The best Finnish debut of 2023 – that is, the winner of Helsingin Sanomat Literature Prize – Beasts of the Sea, has reached 20 language areas with its most recents sales to the Czech Paseka, Lithuanian Alma Littera and Albanian Muza, and an offer on the table for the Arabic rights.
The latest publishers for Iida Turpeinen’s debut Beasts of the Sea are well-known publishers from Czech Republic, Lithuania and Albania.
In Czech, the beast of the sea has swam to Paseka, the publisher of authors such as Alice Munro, Douglas Stuart, Vladimir Nabokov, Édouard Louis, and Lyudmila Ulitskaya. Paseka, known for its quality translations and emphasis on the graphic design and typesetting of its titles, has published from Finland before quite a few authors, including Pasi Ilmari Jääskeläinen – a co-nominee for Finlandia Prize with Iida Turpeinen – and Antti Leikas.
In Lithuania, the country’s biggest publishing house Alma Littera will be taking care of Beasts of the Sea.

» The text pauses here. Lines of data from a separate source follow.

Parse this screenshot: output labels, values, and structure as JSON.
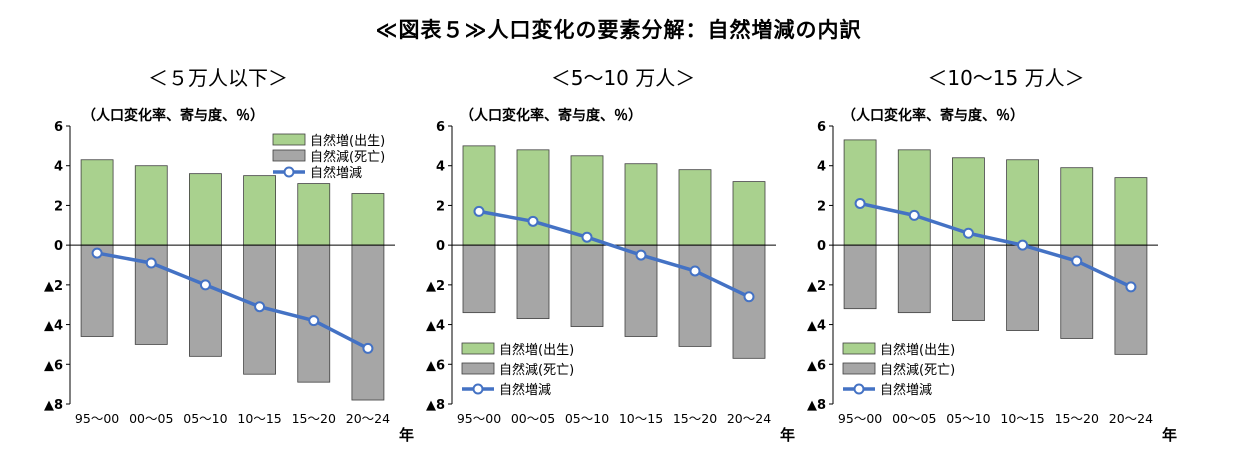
{
  "page": {
    "title": "≪図表５≫人口変化の要素分解：自然増減の内訳"
  },
  "legend_labels": {
    "births": "自然増(出生)",
    "deaths": "自然減(死亡)",
    "net": "自然増減"
  },
  "colors": {
    "births": "#a9d18e",
    "deaths": "#a6a6a6",
    "net": "#4472c4",
    "bar_border": "#404040",
    "axis": "#000000"
  },
  "chart_data": [
    {
      "type": "bar",
      "title": "＜５万人以下＞",
      "ylabel": "（人口変化率、寄与度、％）",
      "xunit": "年",
      "categories": [
        "95～00",
        "00～05",
        "05～10",
        "10～15",
        "15～20",
        "20～24"
      ],
      "ylim": [
        -8,
        6
      ],
      "yticks": [
        6,
        4,
        2,
        0,
        -2,
        -4,
        -6,
        -8
      ],
      "ytick_labels": [
        "6",
        "4",
        "2",
        "0",
        "▲2",
        "▲4",
        "▲6",
        "▲8"
      ],
      "legend_position": "top-right",
      "series": [
        {
          "name": "自然増(出生)",
          "kind": "bar",
          "values": [
            4.3,
            4.0,
            3.6,
            3.5,
            3.1,
            2.6
          ]
        },
        {
          "name": "自然減(死亡)",
          "kind": "bar",
          "values": [
            -4.6,
            -5.0,
            -5.6,
            -6.5,
            -6.9,
            -7.8
          ]
        },
        {
          "name": "自然増減",
          "kind": "line",
          "values": [
            -0.4,
            -0.9,
            -2.0,
            -3.1,
            -3.8,
            -5.2
          ]
        }
      ]
    },
    {
      "type": "bar",
      "title": "＜5～10 万人＞",
      "ylabel": "（人口変化率、寄与度、％）",
      "xunit": "年",
      "categories": [
        "95～00",
        "00～05",
        "05～10",
        "10～15",
        "15～20",
        "20～24"
      ],
      "ylim": [
        -8,
        6
      ],
      "yticks": [
        6,
        4,
        2,
        0,
        -2,
        -4,
        -6,
        -8
      ],
      "ytick_labels": [
        "6",
        "4",
        "2",
        "0",
        "▲2",
        "▲4",
        "▲6",
        "▲8"
      ],
      "legend_position": "bottom-left",
      "series": [
        {
          "name": "自然増(出生)",
          "kind": "bar",
          "values": [
            5.0,
            4.8,
            4.5,
            4.1,
            3.8,
            3.2
          ]
        },
        {
          "name": "自然減(死亡)",
          "kind": "bar",
          "values": [
            -3.4,
            -3.7,
            -4.1,
            -4.6,
            -5.1,
            -5.7
          ]
        },
        {
          "name": "自然増減",
          "kind": "line",
          "values": [
            1.7,
            1.2,
            0.4,
            -0.5,
            -1.3,
            -2.6
          ]
        }
      ]
    },
    {
      "type": "bar",
      "title": "＜10～15 万人＞",
      "ylabel": "（人口変化率、寄与度、％）",
      "xunit": "年",
      "categories": [
        "95～00",
        "00～05",
        "05～10",
        "10～15",
        "15～20",
        "20～24"
      ],
      "ylim": [
        -8,
        6
      ],
      "yticks": [
        6,
        4,
        2,
        0,
        -2,
        -4,
        -6,
        -8
      ],
      "ytick_labels": [
        "6",
        "4",
        "2",
        "0",
        "▲2",
        "▲4",
        "▲6",
        "▲8"
      ],
      "legend_position": "bottom-left",
      "series": [
        {
          "name": "自然増(出生)",
          "kind": "bar",
          "values": [
            5.3,
            4.8,
            4.4,
            4.3,
            3.9,
            3.4
          ]
        },
        {
          "name": "自然減(死亡)",
          "kind": "bar",
          "values": [
            -3.2,
            -3.4,
            -3.8,
            -4.3,
            -4.7,
            -5.5
          ]
        },
        {
          "name": "自然増減",
          "kind": "line",
          "values": [
            2.1,
            1.5,
            0.6,
            0.0,
            -0.8,
            -2.1
          ]
        }
      ]
    }
  ]
}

Their publishing house includes a high number of literary names, including Nobel Prize winners Abdulrazak Gurnah, Peter Handke, and Louise Glück. From Finland, Alma Littera has published, among others, novels by Minna Rytisalo and Tommi Kinnunen.
Albanian Muza is a publishing house founded in 2019, with already an interesting list of both fiction, children’s titles and nonfiction. From Finland, Muza has already published a good number of titles, including Mia Kankimäki.
Beasts of the Sea, published in Finland by publishing house S&S, has written Finnish literary history on the international arena, as its rights were quickly sold to a dozen areas with aggressive pre-empts and in heated auctions. The international publishers at the moment are (with an Arabic offer on the table):
Albania, Muza
Catalan, Cossetània
Czech Republic, Paseka
Denmark, People’s (pre-empted)
Dutch, Singel (pre-empted)
English, MacLehose (UK) and Little, Brown (US) (pre-empted)
Estonia, Tänapäev
World French, Autrement (auction)
German, Fischer (pre-empted)
Greece, Ikaros
Hungary, Polar
Italy, Neri Pozza (pre-empted)
Lithuania, Alma Littera
Norway, Gyldendal (pre-empted)
Poland, Poznanskie (pre-empted)
Portuguese (in Portugal), Porto Editora
Slovenia, Mladinska
Spanish, Seix Barral (pre-empted)
Sweden, Albert Bonnier (pre-empted)
In addition to this remarkable success abroad, the novel has already gained three nominations for literary awards, and just a bit over a week ago it took one of them and won the Helsingin Sanomat Literature Prize, given to the best debut of the year.
The novel also is a nominee for Finland’s biggest literary award, the Finlandia Prize, as well as for the Torch-bearer Prize, given to the most internationally potential Finnish novel.
The novel is a science-fueled story of extinctions with a huge marine mammal, Steller’s sea cow, as its protagonist. With her short, concise sentence and the skills of a great storyteller, Turpeinen has created a page-turning literary work is that is hugely topical despite the fact that the events of the novel take place in 18th, 19th and 20th century.
Iida Turpeinen (b. 1987) is a Helsinki-based literary scholar currently writing a dissertation on the intersection of the natural sciences and literature.